Welcome Fab- I know what you mean about feeling bad/ stupid about having more DCs after having PND with first. I had very bad PND after DS1 which I was very reluctant to seek help for. But then had nothing after DD then had PND after DS2 which I got help for very quickly (went on AD within 2 weeks and felt a lot better) I ave ust ha DS3 and m going to get ADs tomorrow (is the plan) as feel myself slipping, know the signs and want to stop it quickly.If I had decided to have no more children after first PND I wouldn't have my other 3 gorgeous DCs and I know things and get better.

The main thing I think is recognising the signs and asking for help (something I wish I had done a lot sooner with DS1).

But having said all this, I do worry that people will judge me for having 4DCs having had previous PND and that mkes it hard for me to find help in RL.

Anyway, my day today. Well off my list, I posted a letter, bourght a b'day card,made appt for DS2s jabs and for DS3s regisration of birth. I'll see what I can do tomorrow...

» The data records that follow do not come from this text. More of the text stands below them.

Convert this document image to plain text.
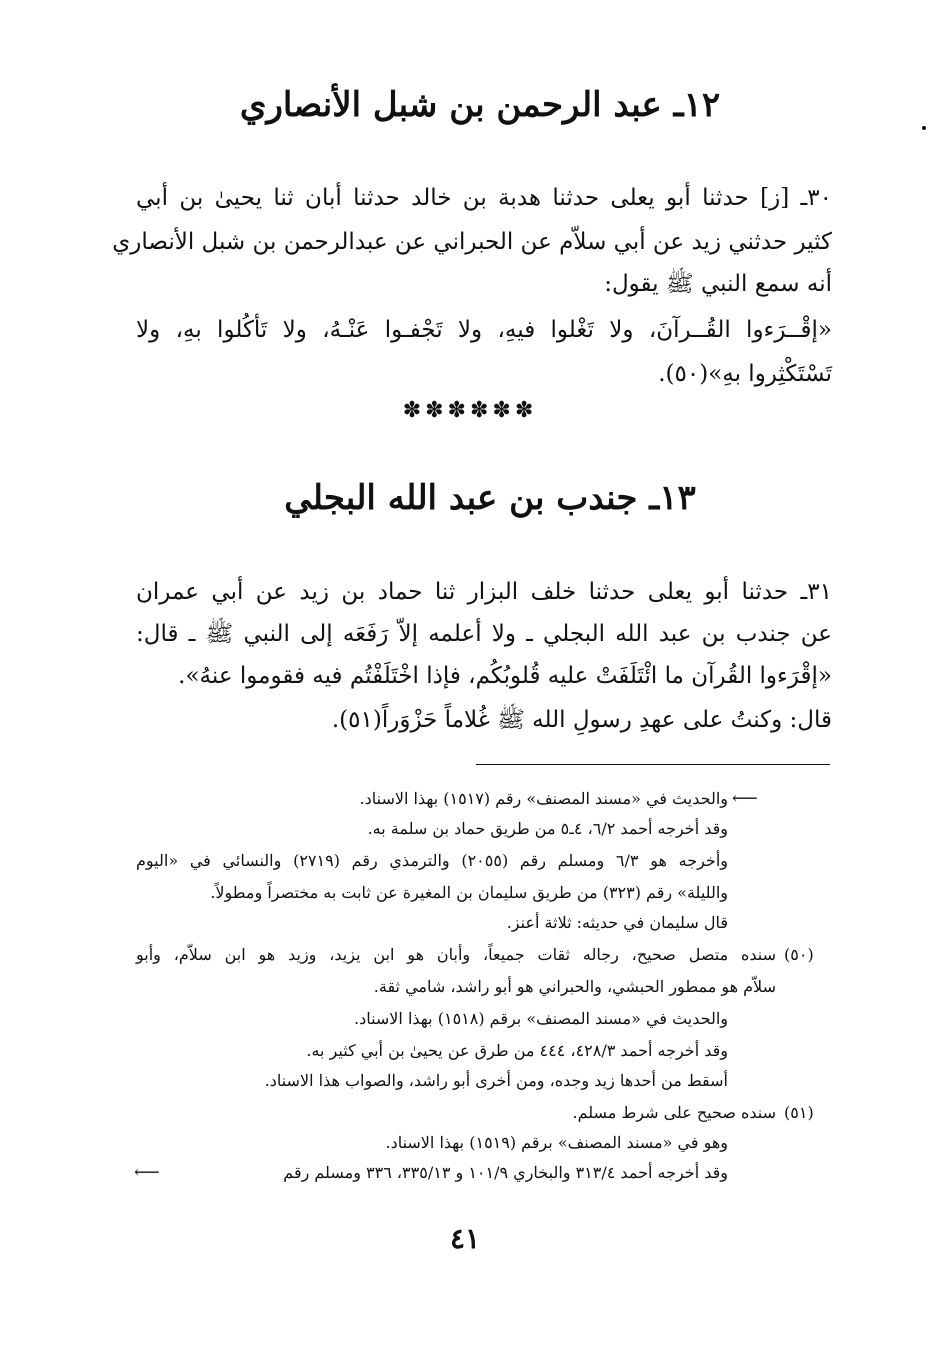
١٢ـ عبد الرحمن بن شبل الأنصاري
٣٠ـ [ز] حدثنا أبو يعلى حدثنا هدبة بن خالد حدثنا أبان ثنا يحيىٰ بن أبي
كثير حدثني زيد عن أبي سلاّم عن الحبراني عن عبدالرحمن بن شبل الأنصاري
أنه سمع النبي ﷺ يقول:
«إقْــرَءوا القُــرآنَ، ولا تَغْلوا فيهِ، ولا تَجْفـوا عَنْـهُ، ولا تَأكُلوا بهِ، ولا
تَسْتَكْثِروا بهِ»(٥٠).
✽✽✽✽✽✽
١٣ـ جندب بن عبد الله البجلي
٣١ـ حدثنا أبو يعلى حدثنا خلف البزار ثنا حماد بن زيد عن أبي عمران
عن جندب بن عبد الله البجلي ـ ولا أعلمه إلاّ رَفَعَه إلى النبي ﷺ ـ قال:
«إقْرَءوا القُرآن ما ائْتَلَفَتْ عليه قُلوبُكُم، فإذا اخْتَلَفْتُم فيه فقوموا عنهُ».
قال: وكنتُ على عهدِ رسولِ الله ﷺ غُلاماً حَزْوَراً(٥١).
⟵
والحديث في «مسند المصنف» رقم (١٥١٧) بهذا الاسناد.
وقد أخرجه أحمد ٦/٢، ٤ـ٥ من طريق حماد بن سلمة به.
وأخرجه هو ٦/٣ ومسلم رقم (٢٠٥٥) والترمذي رقم (٢٧١٩) والنسائي في «اليوم
والليلة» رقم (٣٢٣) من طريق سليمان بن المغيرة عن ثابت به مختصراً ومطولاً.
قال سليمان في حديثه: ثلاثة أعنز.
(٥٠)
سنده متصل صحيح، رجاله ثقات جميعاً، وأبان هو ابن يزيد، وزيد هو ابن سلاّم، وأبو
سلاّم هو ممطور الحبشي، والحبراني هو أبو راشد، شامي ثقة.
والحديث في «مسند المصنف» برقم (١٥١٨) بهذا الاسناد.
وقد أخرجه أحمد ٤٢٨/٣، ٤٤٤ من طرق عن يحيىٰ بن أبي كثير به.
أسقط من أحدها زيد وجده، ومن أخرى أبو راشد، والصواب هذا الاسناد.
(٥١)
سنده صحيح على شرط مسلم.
وهو في «مسند المصنف» برقم (١٥١٩) بهذا الاسناد.
وقد أخرجه أحمد ٣١٣/٤ والبخاري ١٠١/٩ و ٣٣٥/١٣، ٣٣٦ ومسلم رقم
⟵
٤١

Triggles · 16/02/2010 17:52

Well, after much contemplating, we have decided to go ahead and have DS2 go to nursery 2 afternoons a week, since he has those 15 free hours going unused. I didn't want to send him to nursery, as he is starting school in September, and I hate the thought of him being gone during the day any sooner than that, but it's precisely because he is going to school in the autumn that he needs the time in nursery, I suppose. It's good for socialisation and I'm hoping it will encourage him to eat more or better (or even more varied foods) as he'll have one meal a day at the nursery. Plus it will get him ready for being with a group of children for awhile each day. I'm not keen on it, but I can see the logic in it, so I'll go along with it as long as he's enjoying it and getting something good out of it.

DS2 has learned to climb from his bed to his dresser, so he can sit on his dresser. He then just sits there, swinging his feet, calling to us "help mummy - help daddy!" I told DH I don't want to show him how to get down at this point, as I prefer to know when he is doing it. If he knows how to get down, he'll just keep doing it, I think. So I think tomorrow I will need to move his dresser over in his room just enough so he can't do it. Which'll give me about 10 minutes peace until he figures out something else to get into.

He finally poo'd in the toilet tonight. God, it's taken FOREVER to get him to do that. I'd probably be happier if he'd started out on the toilet, but for some odd reason, he stood in front of the toilet and started pooing on the floor. He's been holding it lately and pooing in his night nappy, so this was a bit of a surprise. never a dull moment at our house.